J'étais bourrée et j'ai voulu savoir. Je voulais tester sa réaction, partir à la pêche des suspiscions. Je ne suis qu'une amie pour lui, c'est évident dit-il. This is that he just could say to me. "I don't love you" or "i don't want to be with you" or "i don't feel the same" ? Impossible for him to say this, just "you're just a friend for me". C'est tombé sur moi comme un ciel lourd et chaotique. Je pense que le contre-coup du choc, c'est ça : j'ai réalisé que j'aurais pu y passer sous cette voiture à 2secondes prêt et tout ça parce que je courrais voir s'il m'avait écrit. Je me suis emballée à toujours penser à lui, Je lui ai pourtant dit "je trouve ça louche, je pense trop à toi, tu me manques vraiment, je crois que je suis amoureuse de toi", il a jamais répondu "fait pas ça"...non, il s'est senti flatté, m'a demandé ce qui se passait côté mecs de mon côté comme pour se renseigner.... Alors j'ai dû y voir une sorte de faille. J'ai vraiment l'impression que y'en a une. J'imagine tout le temps le jour où je vais remarcher rue du Commerce, monter les escaliers du 60 et frapper à sa porte, j'imagine que je serai fatiguée et que à peine arrivée je m'endormirais sur son canapé rouge qui dégouline, la plus heureuse du monde parce qu'il sera juste assis là quelque part dans la pièce près de moi. S'il y a quelqu'un en qui je voyais l'espoir et la confiance c'était lui. Et cet accident est un joli avertissement, quand je fonce vérifier mes mails dans l'espoir qu'il m'est écrit, une voiture me renverse, me coupant l'herbe sous le pied. Et voir écrit à deux reprises "t'es juste une amie pour moi" c'est comme rentrer dans un poteau en marchant pressée dans la rue. C'est un choc. Remet les pieds sur Terre Lus, t'es seule, tu vas trop vite, et tu crois trop. Il ne m'aime pas...of course qu'il ne m'aime pas, qu'est-ce que tu t'es imaginé encore...Descends de ton petit nuage... Souvent je me déteste et je suis toujours déçue. .
13 octobre 2009
Angoisse Passion et doutes
La définition du bonheur à l'état absolu.
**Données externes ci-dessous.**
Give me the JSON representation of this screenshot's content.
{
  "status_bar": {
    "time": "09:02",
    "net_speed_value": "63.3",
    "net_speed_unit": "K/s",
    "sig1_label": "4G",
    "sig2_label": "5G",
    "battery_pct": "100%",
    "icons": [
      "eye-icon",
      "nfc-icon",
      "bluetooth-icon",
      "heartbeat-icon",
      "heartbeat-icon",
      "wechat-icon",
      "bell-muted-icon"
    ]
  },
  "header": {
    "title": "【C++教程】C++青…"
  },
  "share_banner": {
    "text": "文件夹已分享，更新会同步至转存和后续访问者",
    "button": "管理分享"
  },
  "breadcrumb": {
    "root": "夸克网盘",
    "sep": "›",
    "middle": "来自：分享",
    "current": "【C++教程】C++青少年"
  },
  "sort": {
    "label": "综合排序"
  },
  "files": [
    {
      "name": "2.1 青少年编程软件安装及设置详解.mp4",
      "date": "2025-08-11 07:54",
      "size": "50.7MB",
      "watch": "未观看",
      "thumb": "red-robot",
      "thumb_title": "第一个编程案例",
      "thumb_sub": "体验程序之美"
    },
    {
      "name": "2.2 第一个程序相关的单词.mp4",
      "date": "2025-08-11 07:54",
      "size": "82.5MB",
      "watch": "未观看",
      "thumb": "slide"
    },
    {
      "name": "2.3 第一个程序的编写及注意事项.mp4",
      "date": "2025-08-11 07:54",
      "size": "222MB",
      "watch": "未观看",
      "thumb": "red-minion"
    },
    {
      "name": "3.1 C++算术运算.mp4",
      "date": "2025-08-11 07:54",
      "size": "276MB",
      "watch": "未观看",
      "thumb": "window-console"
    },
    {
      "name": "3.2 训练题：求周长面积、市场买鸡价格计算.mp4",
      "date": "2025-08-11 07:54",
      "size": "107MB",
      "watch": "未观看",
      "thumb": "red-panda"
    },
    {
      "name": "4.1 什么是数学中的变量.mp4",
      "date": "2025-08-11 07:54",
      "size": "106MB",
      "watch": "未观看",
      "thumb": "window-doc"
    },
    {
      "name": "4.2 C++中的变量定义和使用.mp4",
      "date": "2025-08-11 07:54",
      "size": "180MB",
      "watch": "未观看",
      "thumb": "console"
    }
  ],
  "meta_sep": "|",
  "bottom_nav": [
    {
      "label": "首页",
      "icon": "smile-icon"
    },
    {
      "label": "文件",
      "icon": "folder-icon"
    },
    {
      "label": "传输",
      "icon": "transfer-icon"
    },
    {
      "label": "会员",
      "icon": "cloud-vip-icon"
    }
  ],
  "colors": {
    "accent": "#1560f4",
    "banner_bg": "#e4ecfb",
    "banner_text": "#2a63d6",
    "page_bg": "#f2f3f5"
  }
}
J'ai réalisé mon rêve, traverser le désert.
Quand j'étais gamine, j'ai croisé une cousine de ma mère (Odile) qui a l'époque avait la 20aine et qui portait de longs cheveux bruns ondulants et des santiags. Elle revenait d'Australie.
Quand en vacances dans le Jura avec l'enculé d'Erwann, Eliane m'a offert ma paire de santiag, j'ai pensé que c'était le plus beau cadeau qu'on m'avait fait depuis un paquet d'années. Et je ne savais pas à l'époque que la vie me pousserait loin de la France...en Australie.
Et aujourd'hui, je vis à Alice Springs au milieu du désert et des aborigènes, le sable est rouge, et j'ai marché sur les routes de l'Australie brûlée par un soleil ardent.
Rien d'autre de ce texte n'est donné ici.